Wifely Submission: Two Views

Wifely Submission: Two Views March 23, 2015

The first view, from Johanna Harris Tyler: Potential abuse.

The proponents of male headship have a tough job to convince the watching world that the hierarchy at the centre of their vision for marriage and church order is not more prone to abusive activity than the egalitarian alternative.

Baird is right to call out male headship for the ways in which its gendered role-playing in marriage may foster abuses of power. She does not suggest that all such marriages are on the path to domestic abuse. But ideas have consequences, and one of these, in any hierarchical relationship (especially one configured on a fixed difference like gender), is an abuse of power.

Sydney Anglicans must honestly and urgently revisit the legitimacy of male headship as a biblical concept rather than explain away the incidences as an incontrovertible teaching wrongly applied. While male headship may not necessarily trip the switch of abuse, it can provide the wiring.

Dr Johanna Harris Tyler is lecturer in early modern English literature at University of Exeter, UK. She grew up in Sydney, attending Anglican churches.

The second view, from Sarah Coyler: Potential flourishing.

So what about women submitting to men? Never in the Bible is a man given a duty or a right to subordinate a woman. The man is told to love his wife as Christ loved, and the woman to submit to her husband. At another part, it says “submit to one another out of reverence for Christ”.

Many evangelical Christian women are not at all bothered by these verses, in fact, many see goodness in them that they want preserved.
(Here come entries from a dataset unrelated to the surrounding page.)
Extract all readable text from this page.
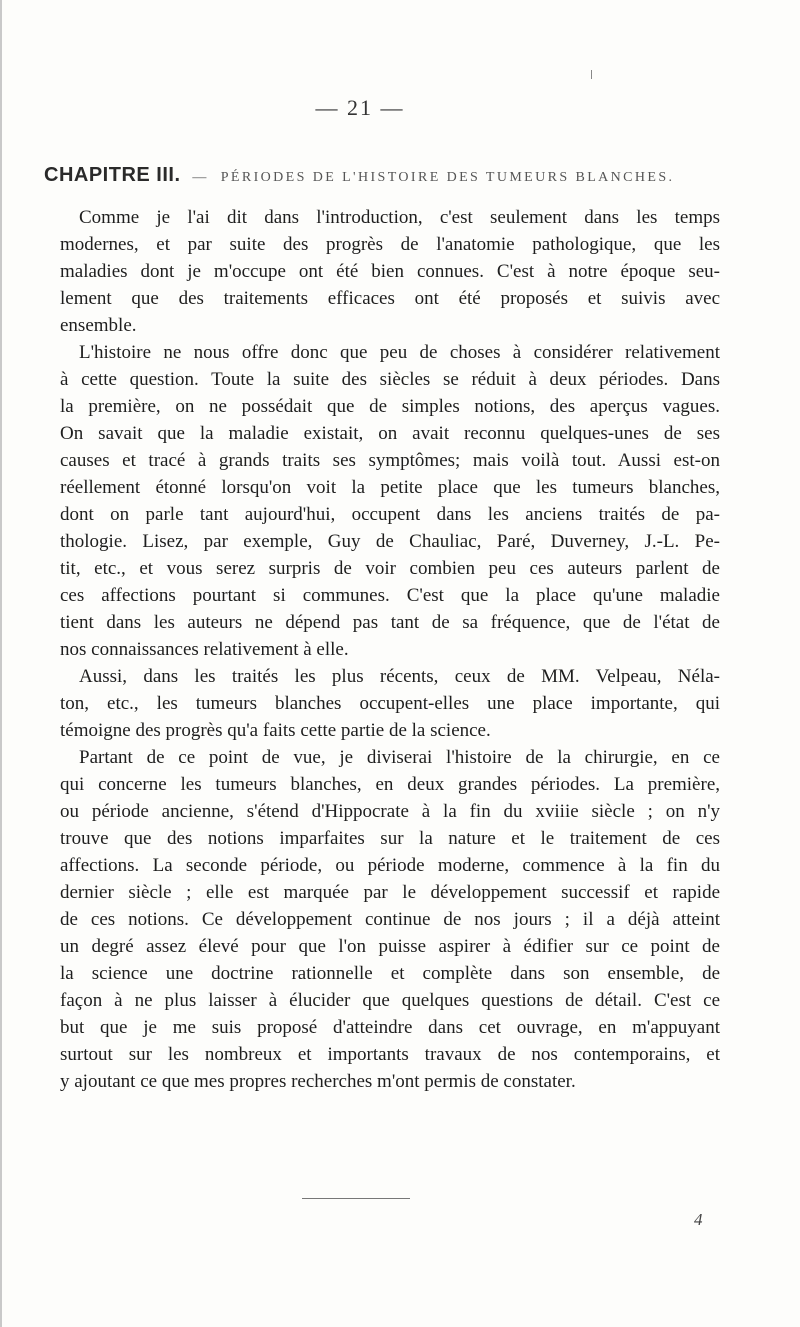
— 21 —
CHAPITRE III. — PÉRIODES DE L'HISTOIRE DES TUMEURS BLANCHES.

Comme je l'ai dit dans l'introduction, c'est seulement dans les temps
modernes, et par suite des progrès de l'anatomie pathologique, que les
maladies dont je m'occupe ont été bien connues. C'est à notre époque seu-
lement que des traitements efficaces ont été proposés et suivis avec
ensemble.

L'histoire ne nous offre donc que peu de choses à considérer relativement
à cette question. Toute la suite des siècles se réduit à deux périodes. Dans
la première, on ne possédait que de simples notions, des aperçus vagues.
On savait que la maladie existait, on avait reconnu quelques-unes de ses
causes et tracé à grands traits ses symptômes; mais voilà tout. Aussi est-on
réellement étonné lorsqu'on voit la petite place que les tumeurs blanches,
dont on parle tant aujourd'hui, occupent dans les anciens traités de pa-
thologie. Lisez, par exemple, Guy de Chauliac, Paré, Duverney, J.-L. Pe-
tit, etc., et vous serez surpris de voir combien peu ces auteurs parlent de
ces affections pourtant si communes. C'est que la place qu'une maladie
tient dans les auteurs ne dépend pas tant de sa fréquence, que de l'état de
nos connaissances relativement à elle.

Aussi, dans les traités les plus récents, ceux de MM. Velpeau, Néla-
ton, etc., les tumeurs blanches occupent-elles une place importante, qui
témoigne des progrès qu'a faits cette partie de la science.

Partant de ce point de vue, je diviserai l'histoire de la chirurgie, en ce
qui concerne les tumeurs blanches, en deux grandes périodes. La première,
ou période ancienne, s'étend d'Hippocrate à la fin du xviiie siècle ; on n'y
trouve que des notions imparfaites sur la nature et le traitement de ces
affections. La seconde période, ou période moderne, commence à la fin du
dernier siècle ; elle est marquée par le développement successif et rapide
de ces notions. Ce développement continue de nos jours ; il a déjà atteint
un degré assez élevé pour que l'on puisse aspirer à édifier sur ce point de
la science une doctrine rationnelle et complète dans son ensemble, de
façon à ne plus laisser à élucider que quelques questions de détail. C'est ce
but que je me suis proposé d'atteindre dans cet ouvrage, en m'appuyant
surtout sur les nombreux et importants travaux de nos contemporains, et
y ajoutant ce que mes propres recherches m'ont permis de constater.

4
This is perhaps for three reasons.

First, they do not connect submission with personal worth, because they already know that they are infinitely precious to God and, in good marriages, to their believing husbands. Instead, they see submission – where one person trusts another to lead them, and honours them for exercising that responsibility selflessly – helps two people to grow closer together, and enables them both to flourish as individuals.

Second, the contentment and fulfilment that come from knowing Christ and the sense that all who are saved by Him are now “one body”, means they no longer compare themselves to everyone else the way they once did. Instead of seeing men as competitors, or looking at what men have that women don’t, these women see men as partners in Christ – saved sinners, just like them.

Thirdly, many Christian women are married to men who also feel very secure and content before God, and so have no desire to dominate their wives – only to love them above themselves as God commands.